Было зябко. Попробовала бочок печки – остыл. Поеживаясь, быстро оделась.
Валентина сидела за столом и смотрела в одну точку.
– Простите, – кашлянула Рина, – я припозднилась.
Та вздрогнула, глянула на нее и попыталась улыбнуться.
– Ничего, Ирочка. Все нормально. Успеем. Чаю выпей, и поедем с божьей помощью. Сейчас подам тебе, садись.
Она вышла в кухню и через несколько минут внесла чашку с дымящимся чаем и тарелку, на которой лежали два куска хлеба, густо намазанные маслом.
– Вот-вот яичница будет, обожди пару минут. Слава богу, куры еще несутся.
– Да обойдусь, не беспокойтесь, – поспешила ответить Рина. – Я вообще утром есть не привыкла, так, чашку кофе, кусок сыра – и все.

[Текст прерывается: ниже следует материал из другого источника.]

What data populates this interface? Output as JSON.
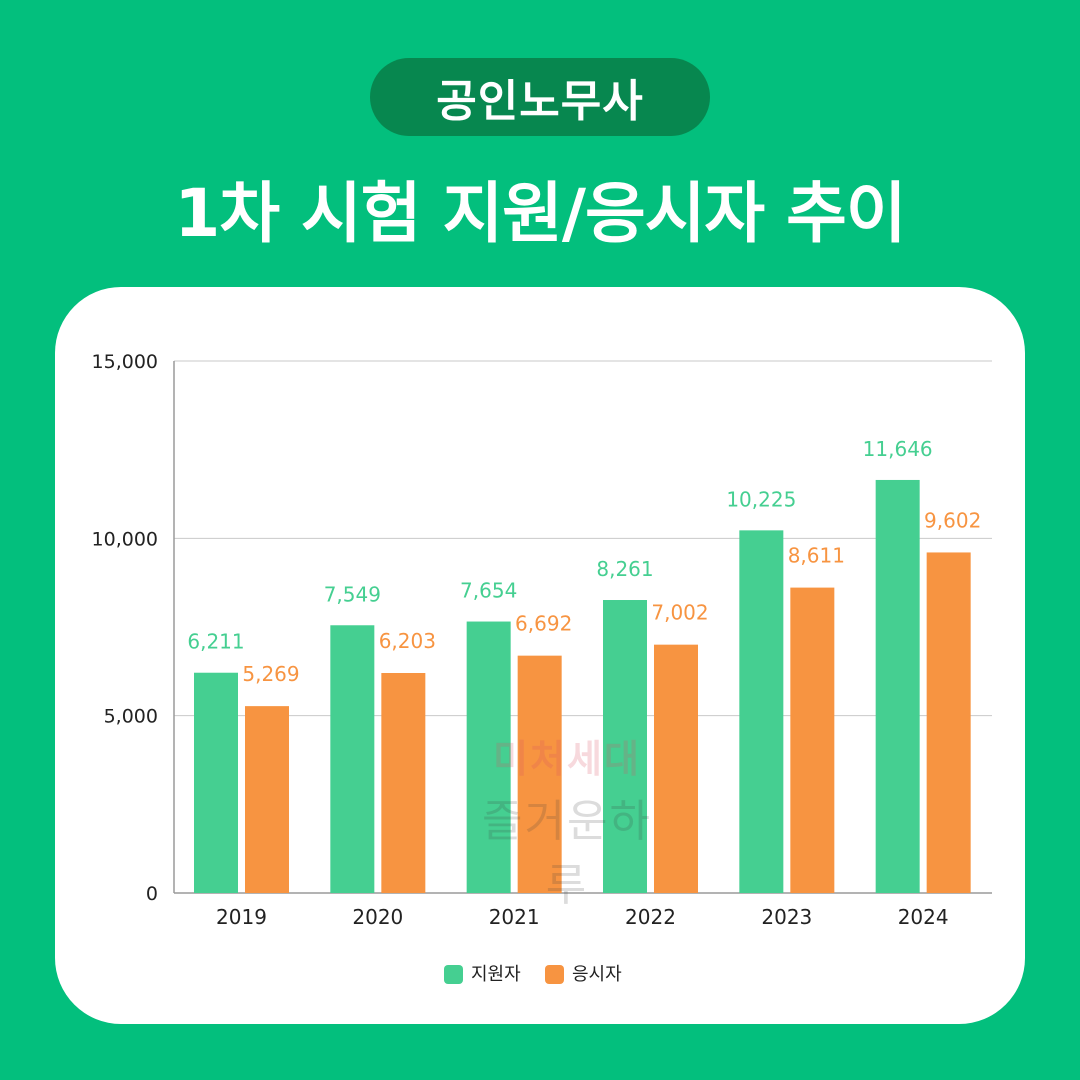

– Сыра нет, – развела руками хозяйка. – Сто лет не была в магазине. Вот, Нина, подружка моя, хлеба вчера занесла, говорит, помрешь с голоду, Валька. А мне и вправду не до еды. Зато масло наше, деревенское. И хлеб вкусный, серый. В городе такого уж точно нет. Санечка всегда восхищался: «Какой у нас хлеб, Валя! Не хлеб – пища богов!» Хлеб с маслом любил больше всего – просто свежий хлеб и масло. Говорил, что на такой бутерброд не нужны ни сыр, ни колбаса – они его только испортят. Раньше-то вообще в деревне ничего не было, ни сыра, ни колбасы, – вот мы и отвыкли. Нет, в районе, конечно, можно было достать, только как-то мы обходились. Сейчас, конечно, всего навалом, даже в нашем, деревенском. Но говорю – отвыкли.
«Ну да, конечно, – подумала Рина, – испортят! Как можно испортить бутерброд настоящим французским канталем или, скажем, итальянской соппрессатой?» Рина глотнула горячий чай и откусила кусок хлеба. «А ведь правда, – удивилась она, – вкусно-то как!» Масло, нежнейшее, ярко-желтого цвета, сладковатое, таяло на языке. Хлеб, ноздреватый, чуть солоноватый, немного влажный, пах солодом – запах детства, запах твердых, чуть сладких бубликов по шесть копеек, теплого подового с плотной горбушкой, из-за которой они с Танькой ссорились. Делили так: верхняя горбушка тебе, нижняя мне. Только как они определяли верхнюю и нижнюю? Этого Рина не помнила.
Валентина поставила перед ней маленькую черную чугунную сковородку с шипящей глазуньей.
– Санечка со сковородки любил, – вздохнула она. – Говорил, так вкуснее.
Рина помнила, когда матери не было дома, и картошку, и яичницу они ели с отцом со сковородки. При маме, конечно, ни-ни! Заработали бы по полной. Но со сковородки было на самом деле вкуснее. Вот почему?
И у яиц вкус был другой. Вернее, так – у яиц был вкус, не то что у магазинных. Даже самых отменных и дорогих, на «натуральных кормах». «Везде у нее Санечка, – подумала Рина, – везде. При каждом слове его вспоминает, при каждом действии».
Через двадцать минут были готовы. Валентина, одетая в темное, – в длинном, до щиколотки, пальто и в черном вдовьем платке на голове, повязанном низко, почти по глаза. На ногах – резиновые сапоги. Из-под пальто – черная суконная прямая юбка.